Lets say we have this train_step function that is using nnx.jit and takes in a model, optimizer, and metrics, all of which are Flax NNX objects:

model = Model(2, 64, 3, rngs=nnx.Rngs(0))  # eager initialization
optimizer = nnx.Optimizer(model, optax.adam(1e-3))  # reference sharing
metrics = nnx.MultiMetric(
  loss=nnx.metrics.Average('loss'),
)

@nnx.jit  # <== currently slow
def train_step(model, optimizer, metrics, x, y):
  def loss_fn(model):
    y_pred = model(x)  # call methods directly
    return ((y_pred - y) ** 2).mean()

  loss, grads = nnx.value_and_grad(loss_fn)(model)
  optimizer.update(grads)  # in-place updates
  metrics.update(loss=loss)

  return loss
  
for _ in range(10):
  x, y = jnp.ones((32, 2)), jnp.zeros((32, 3))
  loss = train_step(model, optimizer, metrics, x, y)

To speed it up, before starting the training loop we can use nnx.split over the all the Flax NNX objects that are inputs to train_step to create a graphdef and state pytrees that are fast to traverse. Next we change train_step so accept graphdef and state and use nnx.merge and nnx.split at the beginning and end of train_step to switch back and forth between the objects and their pytree representations. Even though nnx.split and nnx.merge are slow it doesn’t matter because they will only run once during tracing. With this in place, we can change the train_step function to use jax.jit instead of nnx.jit:

model = Model(2, 64, 3, rngs=nnx.Rngs(0))  # eager initialization
optimizer = nnx.Optimizer(model, optax.adamw(1e-3))  # reference sharing
metrics = nnx.MultiMetric(
  loss=nnx.metrics.Average('loss'),
)
# split before training loop
graphdef, state = nnx.split((model, optimizer, metrics))

@jax.jit  # regular JAX
def train_step(graphdef, state, x, y):
  # merge at the beginning of the function
  model, optimizer, metrics = nnx.merge(graphdef, state)

  def loss_fn(model):
    y_pred = model(x)  # call methods directly
    return ((y_pred - y) ** 2).mean()

  loss, grads = nnx.value_and_grad(loss_fn)(model)
  optimizer.update(grads)
  metrics.update(loss=loss)

  # split at the end of the function
  _, state = nnx.split((model, optimizer, metrics))

  # return new state
  return state, loss

for _ in range(10):
  x, y = jnp.ones((32, 2)), jnp.zeros((32, 3))
  state, loss = train_step(graphdef, state, x, y)

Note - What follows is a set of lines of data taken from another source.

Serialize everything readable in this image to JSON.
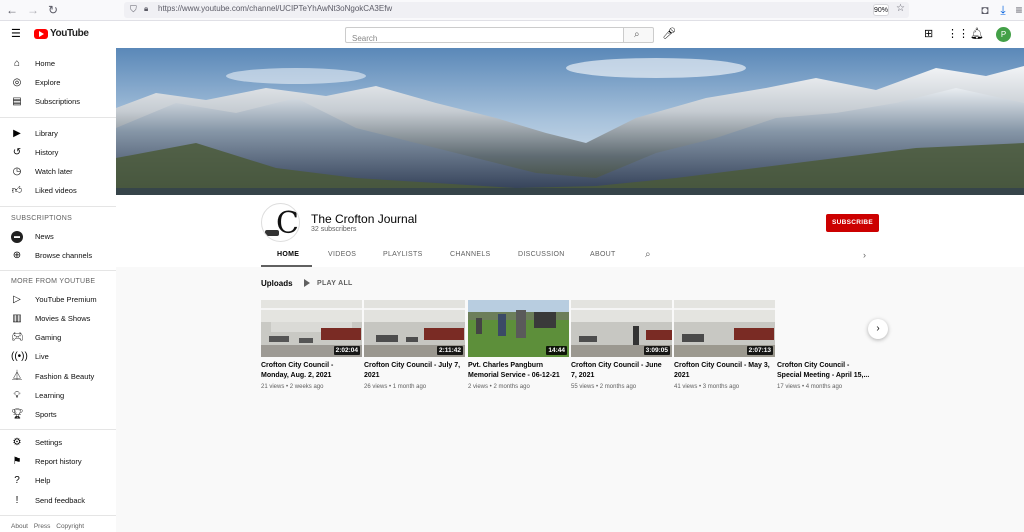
{
  "browser": {
    "url": "https://www.youtube.com/channel/UCIPTeYhAwNt3oNgokCA3Efw",
    "zoom": "90%"
  },
  "header": {
    "logo_text": "YouTube",
    "search_placeholder": "Search",
    "avatar_letter": "P"
  },
  "sidebar": {
    "main": [
      {
        "label": "Home",
        "icon": "home-icon"
      },
      {
        "label": "Explore",
        "icon": "compass-icon"
      },
      {
        "label": "Subscriptions",
        "icon": "subscriptions-icon"
      }
    ],
    "library": [
      {
        "label": "Library",
        "icon": "library-icon"
      },
      {
        "label": "History",
        "icon": "history-icon"
      },
      {
        "label": "Watch later",
        "icon": "clock-icon"
      },
      {
        "label": "Liked videos",
        "icon": "thumbs-up-icon"
      }
    ],
    "subscriptions_heading": "SUBSCRIPTIONS",
    "subscriptions": [
      {
        "label": "News",
        "icon": "news-icon"
      },
      {
        "label": "Browse channels",
        "icon": "plus-circle-icon"
      }
    ],
    "more_heading": "MORE FROM YOUTUBE",
    "more": [
      {
        "label": "YouTube Premium",
        "icon": "youtube-premium-icon"
      },
      {
        "label": "Movies & Shows",
        "icon": "film-icon"
      },
      {
        "label": "Gaming",
        "icon": "gamepad-icon"
      },
      {
        "label": "Live",
        "icon": "live-icon"
      },
      {
        "label": "Fashion & Beauty",
        "icon": "hanger-icon"
      },
      {
        "label": "Learning",
        "icon": "bulb-icon"
      },
      {
        "label": "Sports",
        "icon": "trophy-icon"
      }
    ],
    "settings": [
      {
        "label": "Settings",
        "icon": "gear-icon"
      },
      {
        "label": "Report history",
        "icon": "flag-icon"
      },
      {
        "label": "Help",
        "icon": "help-icon"
      },
      {
        "label": "Send feedback",
        "icon": "feedback-icon"
      }
    ],
    "footer": [
      "About",
      "Press",
      "Copyright"
    ]
  },
  "channel": {
    "name": "The Crofton Journal",
    "subscribers": "32 subscribers",
    "subscribe_label": "SUBSCRIBE",
    "tabs": [
      "HOME",
      "VIDEOS",
      "PLAYLISTS",
      "CHANNELS",
      "DISCUSSION",
      "ABOUT"
    ]
  },
  "uploads": {
    "title": "Uploads",
    "play_all": "PLAY ALL",
    "videos": [
      {
        "title": "Crofton City Council - Monday, Aug. 2, 2021",
        "duration": "2:02:04",
        "views": "21 views",
        "age": "2 weeks ago"
      },
      {
        "title": "Crofton City Council - July 7, 2021",
        "duration": "2:11:42",
        "views": "26 views",
        "age": "1 month ago"
      },
      {
        "title": "Pvt. Charles Pangburn Memorial Service - 06-12-21",
        "duration": "14:44",
        "views": "2 views",
        "age": "2 months ago"
      },
      {
        "title": "Crofton City Council - June 7, 2021",
        "duration": "3:09:05",
        "views": "55 views",
        "age": "2 months ago"
      },
      {
        "title": "Crofton City Council - May 3, 2021",
        "duration": "2:07:13",
        "views": "41 views",
        "age": "3 months ago"
      },
      {
        "title": "Crofton City Council - Special Meeting - April 15,...",
        "duration": "",
        "views": "17 views",
        "age": "4 months ago"
      }
    ]
  }
}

# update objects after training
nnx.update((model, optimizer, metrics), state)

Notice that we only do this for jit, you can still use other transforms like nnx.value_and_grad shown in the example since their overhead is already absorbed by the outer jit. Also, after the training loop is done (or whenever need) nnx.update can be used to update Flax NNX objects like model, optimizer, and metrics to a new state.